Stabilization of a protein by removal of unfavorable abnormal pKa: substitution of undissociable residue for glutamic acid-35 in chicken lysozyme.

Glu35 in chicken lysozyme has an abnormally high pKa (6.1) partly due to the hydrophobic environment provided by Trp108. The relationship between protein stability and abnormal pKa was investigated in detail by using mutant lysozymes in which Glu35 was replaced by undissociable residues and an oppositely ionizable residue. It was found that lysozyme was stabilized at alkaline pH range by the replacement of Glu35 with an undissociable residue, Gln (E35Q lysozyme) or Al (E35A lysozyme).
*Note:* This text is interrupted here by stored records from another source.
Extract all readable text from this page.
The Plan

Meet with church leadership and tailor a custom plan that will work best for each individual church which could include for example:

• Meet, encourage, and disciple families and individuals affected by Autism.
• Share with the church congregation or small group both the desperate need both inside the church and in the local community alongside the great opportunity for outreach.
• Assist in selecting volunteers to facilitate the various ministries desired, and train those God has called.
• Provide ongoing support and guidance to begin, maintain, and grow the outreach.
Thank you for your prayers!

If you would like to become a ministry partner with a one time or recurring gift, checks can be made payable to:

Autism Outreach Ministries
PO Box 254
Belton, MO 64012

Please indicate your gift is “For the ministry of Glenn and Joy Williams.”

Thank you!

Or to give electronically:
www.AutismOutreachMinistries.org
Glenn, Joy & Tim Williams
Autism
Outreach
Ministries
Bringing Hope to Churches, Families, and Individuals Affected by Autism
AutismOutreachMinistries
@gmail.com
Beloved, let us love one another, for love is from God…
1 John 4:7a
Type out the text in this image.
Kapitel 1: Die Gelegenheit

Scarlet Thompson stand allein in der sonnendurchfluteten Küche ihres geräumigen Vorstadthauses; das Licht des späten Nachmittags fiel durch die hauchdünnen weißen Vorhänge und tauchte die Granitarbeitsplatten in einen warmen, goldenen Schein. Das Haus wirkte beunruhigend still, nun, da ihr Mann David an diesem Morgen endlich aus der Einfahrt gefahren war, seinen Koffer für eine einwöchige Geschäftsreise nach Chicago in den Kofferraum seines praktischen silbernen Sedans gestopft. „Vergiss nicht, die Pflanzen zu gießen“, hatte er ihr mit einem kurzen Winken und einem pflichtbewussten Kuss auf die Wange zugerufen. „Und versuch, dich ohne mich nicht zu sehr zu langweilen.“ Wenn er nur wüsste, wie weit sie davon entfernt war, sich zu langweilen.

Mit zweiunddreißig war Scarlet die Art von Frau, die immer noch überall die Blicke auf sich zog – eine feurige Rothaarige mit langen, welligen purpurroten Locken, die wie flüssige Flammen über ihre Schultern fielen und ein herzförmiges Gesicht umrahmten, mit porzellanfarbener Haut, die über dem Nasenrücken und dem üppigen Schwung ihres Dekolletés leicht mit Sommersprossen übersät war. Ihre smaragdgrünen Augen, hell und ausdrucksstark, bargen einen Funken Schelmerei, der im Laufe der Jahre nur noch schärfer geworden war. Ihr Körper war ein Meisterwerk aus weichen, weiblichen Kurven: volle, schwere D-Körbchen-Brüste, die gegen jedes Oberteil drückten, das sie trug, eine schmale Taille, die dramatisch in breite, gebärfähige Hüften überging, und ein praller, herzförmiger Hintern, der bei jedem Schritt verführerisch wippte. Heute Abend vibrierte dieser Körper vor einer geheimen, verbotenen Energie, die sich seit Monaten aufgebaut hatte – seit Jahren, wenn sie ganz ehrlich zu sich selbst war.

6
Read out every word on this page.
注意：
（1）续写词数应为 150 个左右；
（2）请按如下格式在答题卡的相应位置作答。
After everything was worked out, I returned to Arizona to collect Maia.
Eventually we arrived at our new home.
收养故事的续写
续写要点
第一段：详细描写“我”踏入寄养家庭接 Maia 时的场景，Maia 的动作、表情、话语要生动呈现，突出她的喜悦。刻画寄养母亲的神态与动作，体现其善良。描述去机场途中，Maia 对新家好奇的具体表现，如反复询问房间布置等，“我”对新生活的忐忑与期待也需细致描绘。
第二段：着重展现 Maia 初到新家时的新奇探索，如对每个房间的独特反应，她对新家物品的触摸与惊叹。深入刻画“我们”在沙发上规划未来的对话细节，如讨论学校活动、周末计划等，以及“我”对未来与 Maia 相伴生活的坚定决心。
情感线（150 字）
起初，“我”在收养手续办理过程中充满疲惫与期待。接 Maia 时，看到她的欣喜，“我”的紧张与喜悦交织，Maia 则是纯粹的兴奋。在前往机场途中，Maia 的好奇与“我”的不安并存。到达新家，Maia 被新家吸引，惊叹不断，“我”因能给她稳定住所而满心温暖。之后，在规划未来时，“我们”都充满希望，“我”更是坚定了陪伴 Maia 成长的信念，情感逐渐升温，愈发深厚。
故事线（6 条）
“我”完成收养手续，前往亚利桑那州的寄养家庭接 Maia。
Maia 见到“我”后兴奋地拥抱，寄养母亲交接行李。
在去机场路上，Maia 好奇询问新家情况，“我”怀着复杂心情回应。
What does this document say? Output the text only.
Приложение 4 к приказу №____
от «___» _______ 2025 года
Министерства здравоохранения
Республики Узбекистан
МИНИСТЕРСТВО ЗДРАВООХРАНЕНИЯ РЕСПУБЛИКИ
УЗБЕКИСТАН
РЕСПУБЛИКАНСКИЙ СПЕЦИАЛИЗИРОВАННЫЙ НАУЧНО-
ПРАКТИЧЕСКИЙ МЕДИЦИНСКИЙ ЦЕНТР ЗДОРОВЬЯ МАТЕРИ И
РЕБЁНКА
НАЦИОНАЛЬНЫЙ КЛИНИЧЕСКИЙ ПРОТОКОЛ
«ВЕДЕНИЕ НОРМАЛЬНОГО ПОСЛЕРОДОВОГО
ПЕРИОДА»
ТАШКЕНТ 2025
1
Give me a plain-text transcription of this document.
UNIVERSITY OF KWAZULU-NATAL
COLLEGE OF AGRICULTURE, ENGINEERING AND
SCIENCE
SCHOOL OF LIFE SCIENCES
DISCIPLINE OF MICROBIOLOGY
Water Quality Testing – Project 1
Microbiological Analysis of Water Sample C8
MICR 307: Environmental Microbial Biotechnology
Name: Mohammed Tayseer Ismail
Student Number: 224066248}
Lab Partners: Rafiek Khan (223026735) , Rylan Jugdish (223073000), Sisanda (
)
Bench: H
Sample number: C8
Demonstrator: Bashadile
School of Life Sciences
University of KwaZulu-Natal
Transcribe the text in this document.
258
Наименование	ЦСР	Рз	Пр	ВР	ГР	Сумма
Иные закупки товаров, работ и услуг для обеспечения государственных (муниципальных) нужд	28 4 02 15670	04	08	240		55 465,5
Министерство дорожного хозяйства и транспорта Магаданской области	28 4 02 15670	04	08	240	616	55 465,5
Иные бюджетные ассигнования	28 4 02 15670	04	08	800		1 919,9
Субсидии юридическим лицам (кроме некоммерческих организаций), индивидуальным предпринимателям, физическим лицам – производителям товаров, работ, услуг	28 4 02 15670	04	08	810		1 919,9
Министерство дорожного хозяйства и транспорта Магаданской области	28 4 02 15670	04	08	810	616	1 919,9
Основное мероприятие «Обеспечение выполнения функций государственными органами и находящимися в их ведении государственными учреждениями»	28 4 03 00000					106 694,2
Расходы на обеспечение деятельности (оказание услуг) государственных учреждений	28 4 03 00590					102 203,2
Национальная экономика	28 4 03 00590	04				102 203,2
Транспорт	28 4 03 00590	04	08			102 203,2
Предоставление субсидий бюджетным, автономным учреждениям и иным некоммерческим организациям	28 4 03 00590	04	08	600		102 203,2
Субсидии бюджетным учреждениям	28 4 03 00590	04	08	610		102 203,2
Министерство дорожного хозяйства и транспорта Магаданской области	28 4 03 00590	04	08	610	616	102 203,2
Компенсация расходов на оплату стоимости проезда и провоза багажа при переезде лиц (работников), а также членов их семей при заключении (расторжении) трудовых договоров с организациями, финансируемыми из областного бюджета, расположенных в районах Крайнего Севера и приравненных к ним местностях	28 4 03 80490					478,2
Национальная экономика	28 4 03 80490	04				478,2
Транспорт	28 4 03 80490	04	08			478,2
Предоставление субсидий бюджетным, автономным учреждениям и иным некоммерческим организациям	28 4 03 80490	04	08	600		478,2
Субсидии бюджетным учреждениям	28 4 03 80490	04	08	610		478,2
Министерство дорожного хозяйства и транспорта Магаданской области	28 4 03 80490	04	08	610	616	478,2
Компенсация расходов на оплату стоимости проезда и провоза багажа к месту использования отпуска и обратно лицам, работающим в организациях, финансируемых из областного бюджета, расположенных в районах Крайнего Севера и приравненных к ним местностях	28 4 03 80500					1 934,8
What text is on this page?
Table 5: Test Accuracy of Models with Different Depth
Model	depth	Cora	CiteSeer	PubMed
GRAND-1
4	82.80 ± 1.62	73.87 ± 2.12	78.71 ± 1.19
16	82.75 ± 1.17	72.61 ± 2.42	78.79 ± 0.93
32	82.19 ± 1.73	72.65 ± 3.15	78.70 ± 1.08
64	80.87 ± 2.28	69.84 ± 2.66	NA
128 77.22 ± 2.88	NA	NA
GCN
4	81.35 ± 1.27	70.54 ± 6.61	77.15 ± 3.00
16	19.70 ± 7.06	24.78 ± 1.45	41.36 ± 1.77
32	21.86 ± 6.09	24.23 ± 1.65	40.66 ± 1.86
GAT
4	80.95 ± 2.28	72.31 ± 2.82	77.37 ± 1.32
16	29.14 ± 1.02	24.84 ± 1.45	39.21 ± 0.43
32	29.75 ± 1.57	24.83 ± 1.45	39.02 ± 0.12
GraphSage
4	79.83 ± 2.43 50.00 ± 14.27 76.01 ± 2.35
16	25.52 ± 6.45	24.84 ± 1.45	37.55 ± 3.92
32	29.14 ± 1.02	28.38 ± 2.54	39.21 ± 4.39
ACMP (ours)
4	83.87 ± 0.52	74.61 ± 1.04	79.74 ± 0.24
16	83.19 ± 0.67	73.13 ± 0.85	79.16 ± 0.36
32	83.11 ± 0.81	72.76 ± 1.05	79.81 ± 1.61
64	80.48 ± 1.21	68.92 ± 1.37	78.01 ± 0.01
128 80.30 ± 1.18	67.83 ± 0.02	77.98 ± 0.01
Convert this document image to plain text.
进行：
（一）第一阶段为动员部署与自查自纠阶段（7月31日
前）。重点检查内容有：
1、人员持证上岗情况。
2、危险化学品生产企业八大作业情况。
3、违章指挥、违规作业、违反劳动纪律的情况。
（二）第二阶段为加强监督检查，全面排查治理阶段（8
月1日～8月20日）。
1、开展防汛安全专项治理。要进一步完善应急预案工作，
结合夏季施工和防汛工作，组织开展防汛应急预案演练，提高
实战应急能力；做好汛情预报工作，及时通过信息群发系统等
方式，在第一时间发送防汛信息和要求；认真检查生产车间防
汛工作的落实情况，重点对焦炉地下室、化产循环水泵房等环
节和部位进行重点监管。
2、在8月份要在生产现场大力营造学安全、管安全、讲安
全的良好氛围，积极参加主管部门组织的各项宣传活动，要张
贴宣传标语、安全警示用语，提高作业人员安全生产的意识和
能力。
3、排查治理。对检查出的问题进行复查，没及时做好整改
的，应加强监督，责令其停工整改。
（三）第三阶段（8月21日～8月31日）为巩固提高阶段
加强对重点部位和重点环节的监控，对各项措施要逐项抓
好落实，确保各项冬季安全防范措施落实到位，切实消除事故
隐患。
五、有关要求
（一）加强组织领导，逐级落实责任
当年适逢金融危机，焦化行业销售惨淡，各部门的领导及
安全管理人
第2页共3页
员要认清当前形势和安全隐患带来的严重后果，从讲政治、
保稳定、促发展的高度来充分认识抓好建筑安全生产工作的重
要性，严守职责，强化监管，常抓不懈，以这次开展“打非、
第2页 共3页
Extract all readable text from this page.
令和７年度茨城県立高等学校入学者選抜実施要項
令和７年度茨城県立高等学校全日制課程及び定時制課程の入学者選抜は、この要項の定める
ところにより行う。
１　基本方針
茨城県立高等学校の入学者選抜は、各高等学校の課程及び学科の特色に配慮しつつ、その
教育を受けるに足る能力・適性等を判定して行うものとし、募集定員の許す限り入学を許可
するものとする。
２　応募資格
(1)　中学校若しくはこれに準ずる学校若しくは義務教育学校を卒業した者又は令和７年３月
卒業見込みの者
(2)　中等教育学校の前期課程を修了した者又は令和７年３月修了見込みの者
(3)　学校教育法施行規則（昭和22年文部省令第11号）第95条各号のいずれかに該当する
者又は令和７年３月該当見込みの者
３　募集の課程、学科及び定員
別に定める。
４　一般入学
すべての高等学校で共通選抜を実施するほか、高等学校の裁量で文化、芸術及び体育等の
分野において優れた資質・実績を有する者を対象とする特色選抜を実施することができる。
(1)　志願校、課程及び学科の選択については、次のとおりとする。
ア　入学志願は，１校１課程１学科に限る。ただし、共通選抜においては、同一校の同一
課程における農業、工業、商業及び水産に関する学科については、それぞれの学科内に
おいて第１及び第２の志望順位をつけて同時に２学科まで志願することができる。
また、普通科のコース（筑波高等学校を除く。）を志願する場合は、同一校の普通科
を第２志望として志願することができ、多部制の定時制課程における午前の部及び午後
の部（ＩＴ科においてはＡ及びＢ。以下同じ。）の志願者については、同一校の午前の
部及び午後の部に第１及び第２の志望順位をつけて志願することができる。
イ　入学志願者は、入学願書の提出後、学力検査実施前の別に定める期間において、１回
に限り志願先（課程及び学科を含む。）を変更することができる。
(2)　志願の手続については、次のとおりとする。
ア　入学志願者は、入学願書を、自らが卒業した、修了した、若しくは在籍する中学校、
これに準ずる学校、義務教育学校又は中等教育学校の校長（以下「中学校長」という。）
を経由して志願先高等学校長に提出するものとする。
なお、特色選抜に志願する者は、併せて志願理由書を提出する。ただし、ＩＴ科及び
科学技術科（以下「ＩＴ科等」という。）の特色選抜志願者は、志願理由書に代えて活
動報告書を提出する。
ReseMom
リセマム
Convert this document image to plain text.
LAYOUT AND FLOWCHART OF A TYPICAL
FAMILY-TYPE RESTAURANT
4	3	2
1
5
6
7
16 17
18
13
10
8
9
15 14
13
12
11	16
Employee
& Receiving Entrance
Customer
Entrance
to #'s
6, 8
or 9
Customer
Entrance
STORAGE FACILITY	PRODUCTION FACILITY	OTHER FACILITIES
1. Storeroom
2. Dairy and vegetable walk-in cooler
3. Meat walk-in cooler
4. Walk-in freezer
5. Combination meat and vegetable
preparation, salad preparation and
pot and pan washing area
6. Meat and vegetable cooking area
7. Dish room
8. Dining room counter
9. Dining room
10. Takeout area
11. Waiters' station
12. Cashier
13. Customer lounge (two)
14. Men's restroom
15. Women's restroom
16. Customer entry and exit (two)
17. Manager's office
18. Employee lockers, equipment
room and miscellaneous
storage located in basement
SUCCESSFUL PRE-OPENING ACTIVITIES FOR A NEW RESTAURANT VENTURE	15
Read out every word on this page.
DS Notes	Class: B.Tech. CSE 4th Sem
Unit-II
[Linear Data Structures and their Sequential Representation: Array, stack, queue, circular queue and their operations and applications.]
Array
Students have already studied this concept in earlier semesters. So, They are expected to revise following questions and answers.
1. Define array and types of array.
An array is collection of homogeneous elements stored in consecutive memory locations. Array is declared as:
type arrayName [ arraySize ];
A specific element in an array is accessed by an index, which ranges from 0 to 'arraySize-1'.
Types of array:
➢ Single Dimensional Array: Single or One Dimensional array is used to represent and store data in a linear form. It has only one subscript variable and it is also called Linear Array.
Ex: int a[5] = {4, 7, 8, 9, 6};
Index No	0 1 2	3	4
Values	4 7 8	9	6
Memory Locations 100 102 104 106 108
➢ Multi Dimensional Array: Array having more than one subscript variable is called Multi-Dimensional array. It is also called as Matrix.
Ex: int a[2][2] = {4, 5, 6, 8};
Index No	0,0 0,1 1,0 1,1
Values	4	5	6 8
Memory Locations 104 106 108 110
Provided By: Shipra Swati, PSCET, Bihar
On the other hand, when Glu35 was replaced by His (E35H lysozyme), which could have an opposite charge to Glu by ionization, the introduced His35 was found to have an abnormally low pKa (3.6), leading to the destabilization of lysozyme at acidic pH. These observations are completely consistent with the situation that the environment around Glu35 is highly hydrophobic and therefore the placement of either a positive or negative charge in such an environment leads to destabilization of lysozyme. These observations also indicate that the replacement of an acidic residue having abnormally high pKa or a basic residue having abnormally low pKa by an undissociable residue is a very efficient and general method for stabilization of a protein.